Don’t look now, but the airline industry is getting rich off fees. Very rich.
The industry collected $2.5 billion in luggage fees for the first three quarters of the year, according to data released by the government yesterday. The damage from ticket change fees? $1.7 billion.
Delta Air Lines wins in both ticket change fees ($530 million) and luggage fees ($733 million). American Airlines came in second place ($353 million/$431 million) and United Airlines took third place for change fees ($243 million) while US Airways showed in the baggage category with $388 million collected in the first three quarters of the year.
Needless to say, passengers are furious about these fees.
“Airlines continue to insult my intelligence,” says reader Scott Higbee. “The baggage fee is a money-grab, pure and simple.”
If this had been a legitimate “unbundling” action, then airlines would have lowered their fares when they added baggage and change fees, he says.
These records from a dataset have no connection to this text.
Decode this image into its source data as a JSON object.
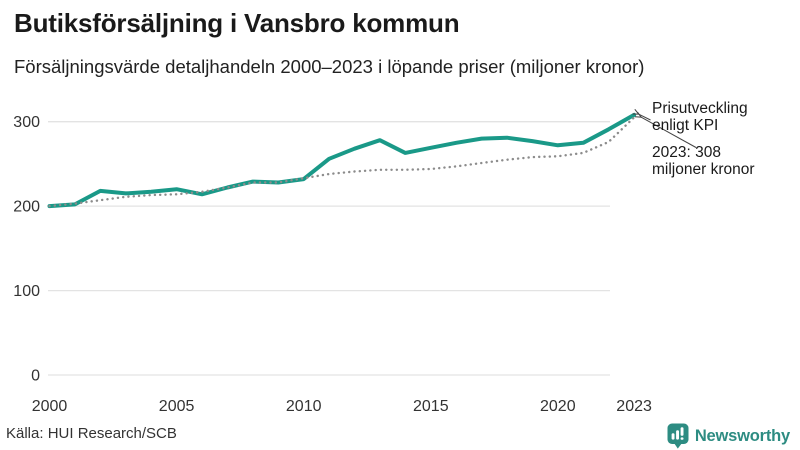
{
  "header": {
    "title": "Butiksförsäljning i Vansbro kommun",
    "subtitle": "Försäljningsvärde detaljhandeln 2000–2023 i löpande priser (miljoner kronor)"
  },
  "chart_data": {
    "type": "line",
    "x": [
      2000,
      2001,
      2002,
      2003,
      2004,
      2005,
      2006,
      2007,
      2008,
      2009,
      2010,
      2011,
      2012,
      2013,
      2014,
      2015,
      2016,
      2017,
      2018,
      2019,
      2020,
      2021,
      2022,
      2023
    ],
    "series": [
      {
        "name": "Försäljningsvärde i löpande priser",
        "style": "solid",
        "color": "#1a9988",
        "values": [
          200,
          202,
          218,
          215,
          217,
          220,
          214,
          222,
          229,
          228,
          232,
          256,
          268,
          278,
          263,
          269,
          275,
          280,
          281,
          277,
          272,
          275,
          291,
          308
        ]
      },
      {
        "name": "Prisutveckling enligt KPI",
        "style": "dotted",
        "color": "#8c8c8c",
        "values": [
          200,
          203,
          207,
          211,
          213,
          214,
          217,
          222,
          228,
          228,
          233,
          238,
          241,
          243,
          243,
          244,
          247,
          251,
          255,
          258,
          259,
          263,
          276,
          305
        ]
      }
    ],
    "ylim": [
      0,
      320
    ],
    "yticks": [
      0,
      100,
      200,
      300
    ],
    "xticks": [
      2000,
      2005,
      2010,
      2015,
      2020,
      2023
    ],
    "grid": "horizontal",
    "legend": "none",
    "annotations": [
      {
        "text": "Prisutveckling enligt KPI",
        "target": "kpi-line-end-2023"
      },
      {
        "text": "2023: 308 miljoner kronor",
        "target": "main-line-end-2023"
      }
    ]
  },
  "footer": {
    "source": "Källa: HUI Research/SCB",
    "brand": "Newsworthy",
    "brand_icon": "bar-chart-speech-bubble-icon",
    "brand_color": "#2d8c82"
  },
  "colors": {
    "line_main": "#1a9988",
    "line_kpi_dotted": "#8c8c8c",
    "gridline": "#e3e3e3",
    "axis_text": "#333333",
    "arrow": "#444444",
    "background": "#ffffff"
  }
}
But ticket prices didn’t go down. In fact, they’ve been increasing and are expected to rise even more in 2011.
(Ironically, the airline industry is still complaining about its profits, which it calls “pathetic.”)
There’s more to this story, and in order to tell it, I have to rewind to an earlier column about good airline fees and bad airline fees.
Good fees, as I explain, add a service that the airline didn’t have before, like onboard Wi-Fi; bad fees take something away that used to come with the ticket, like the ability to check a bag or make a confirmed seat reservation, without lowering ticket prices in a meaningful way.